This is the debut album by Fundementia, a quintet of lesser-known but eminently talented New York jazzmen led by saxophonist Andy Parsons and drummer Gene Lewin. Parsons studied with Bob Mintzer, Bobby Watson and Jerry Bergonzi and has performed with David Sanborn, Dave Liebman, Claudio Roditi, the Glenn Miller Orchestra and others. His saxophone technique is rooted in developments from hard bop through contemporary jazz, and he is one of the most impressive EWI (Electronic Wind Instrument) players I’ve heard since Michael Brecker. Lewin is a former student of Bob Moses and George Russell, and his style reflects all the eclecticism and variety associated with those jazz legends. Pianist Mike Holober, leader of the Gotham Jazz Orchestra, is an award-winning composer and sideman with Nick Brignola. Bassist John Hebert has a long resume including work with Greg Osby, Uri Caine, John Abercrombie, Brian Blade, Matt Wilson and Tom Rainey.

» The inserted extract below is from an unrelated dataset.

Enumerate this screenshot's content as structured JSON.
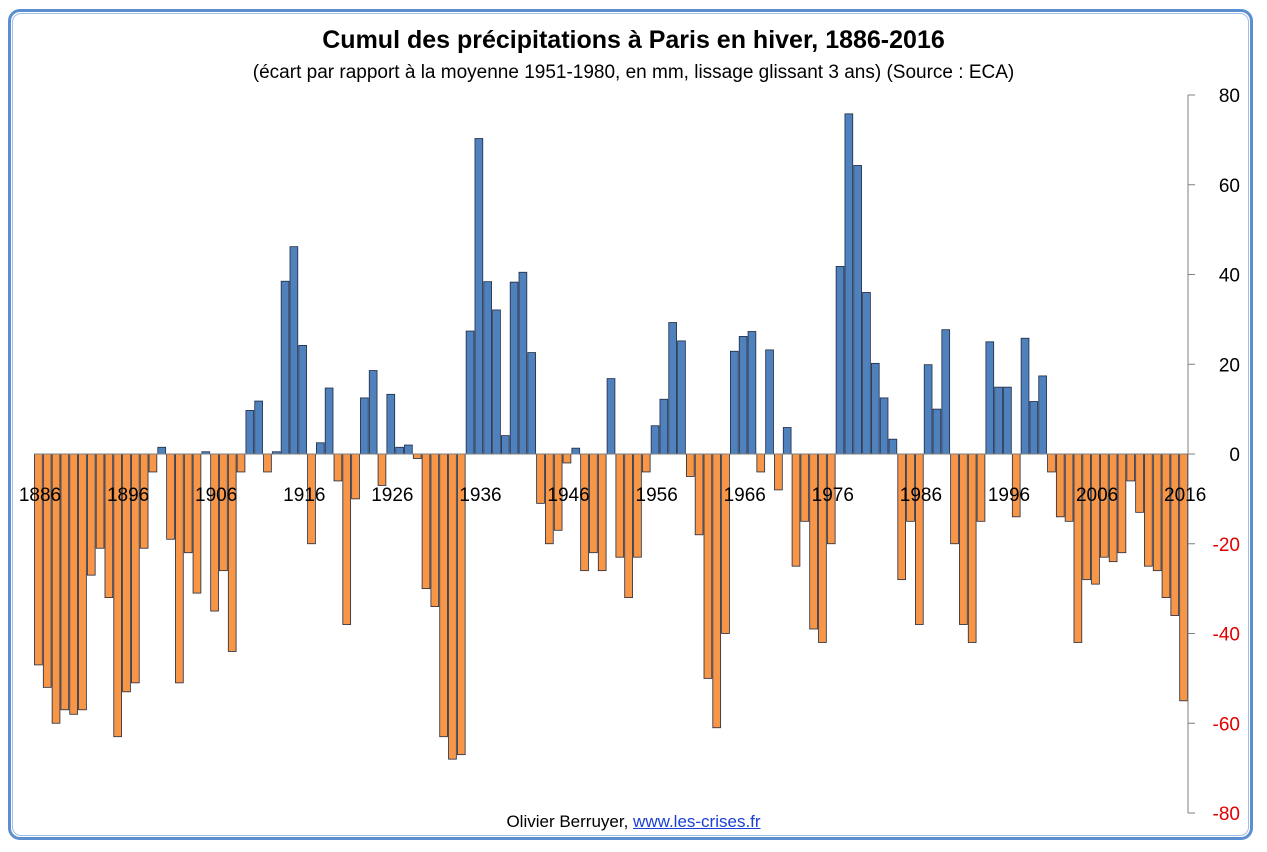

Guitarist Pete McCann’s background is more unorthodox, having worked with Bobby Previte, Ed Ware and Tom Varner in addition to Maria Schneider’s orchestra, Kenny Wheeler, John Patitucci and many others. (McCann’s own album,You Remind Me Of Someone
, is reviewed in the Fusion section this month; it also features John Hebert on bass.) Though their experiences run the full gamut of modern jazz, here the players concentrate on a comfortable brand of music that avoids both avant-garde pretentiousness and smooth-jazz barrenness.
These players work together with the oneness of a band that’s been together for decades, and the compositions (all by Parsons) are an engaging mix. Parsons’ EWI conjures warm synthesized sounds on the title track, carefully avoiding Brecker’s prior wind-synth paths which might make it come off as stale. Shortly he switches to tenor, his main horn for most of the album. There is a typical contemporary-jazz flair and polish to the tunes, although they don’t suffer from the sterile production that curses the “smooth jazz” industry. I was surprised at the number of devious turns in the music here. Track #2 begins with a McCann guitar vamp that sounds drawn from African highlife patterns, but once the rest of the band enters that African vibe is lost. Similarly, the bass pattern that kicks off #4 echoes Lester Leaps In, but the tenor/guitar melody sounds more like a present-day Pharoah Sanders tune. This isn’t a complaint, mind you, just observing some unexpected turnabouts. The initial chilled-out theme of #5 would be at home on a number of ECM Records releases, though Holober’s Fender Rhodes and McCann’s edgy guitar solo warm things up. Parsons is the predominant voice throughout, and Lewin offers up the ideal kind of rhythmic support, dead-on-target for each musical style and twist.
The last three selections were recorded live at the Irish Arts Center in New York City. McCann and Hebert are replaced here by guitarist Chris Tarrow and bassist Doug Weiss. Parson blows warm soprano on #6 over Weiss’ and Lewin’s gently booting rhythms. Track #7 is a tenor ballad in the firm tradition of all tenor ballads, beginning with an unaccompanied intro that dissects the melody and burbles through some quick scalar runs. The closing track is almost 13 minutes long; its theme transmutes oh-so-subtly from temperate modern jazz to minor clashes to Latin hip-shaking and back again.
Fundementia’s sound is smoother than some presently popular types of fusion, but certainly more adventurous and inviting than much music that clutters the contemporary jazz market. These cats aren’t just in it for the cash and attention, and the live tracks here show they don’t need studio wizards to clean up after them and make the album sound presentable. Their act is all together and highly entertaining. (http://sonsofsound.com/artists/fundementia.html)
Personnel: Andy Parsons, saxophones, EWI; Gene Lewin, drums; Mike Holober, piano. Tracks 1-5: Pete McCann, guitars; John Hebert, bass. Tracks 6-8: Chris Tarrow, guitar; Doug Weiss, bass.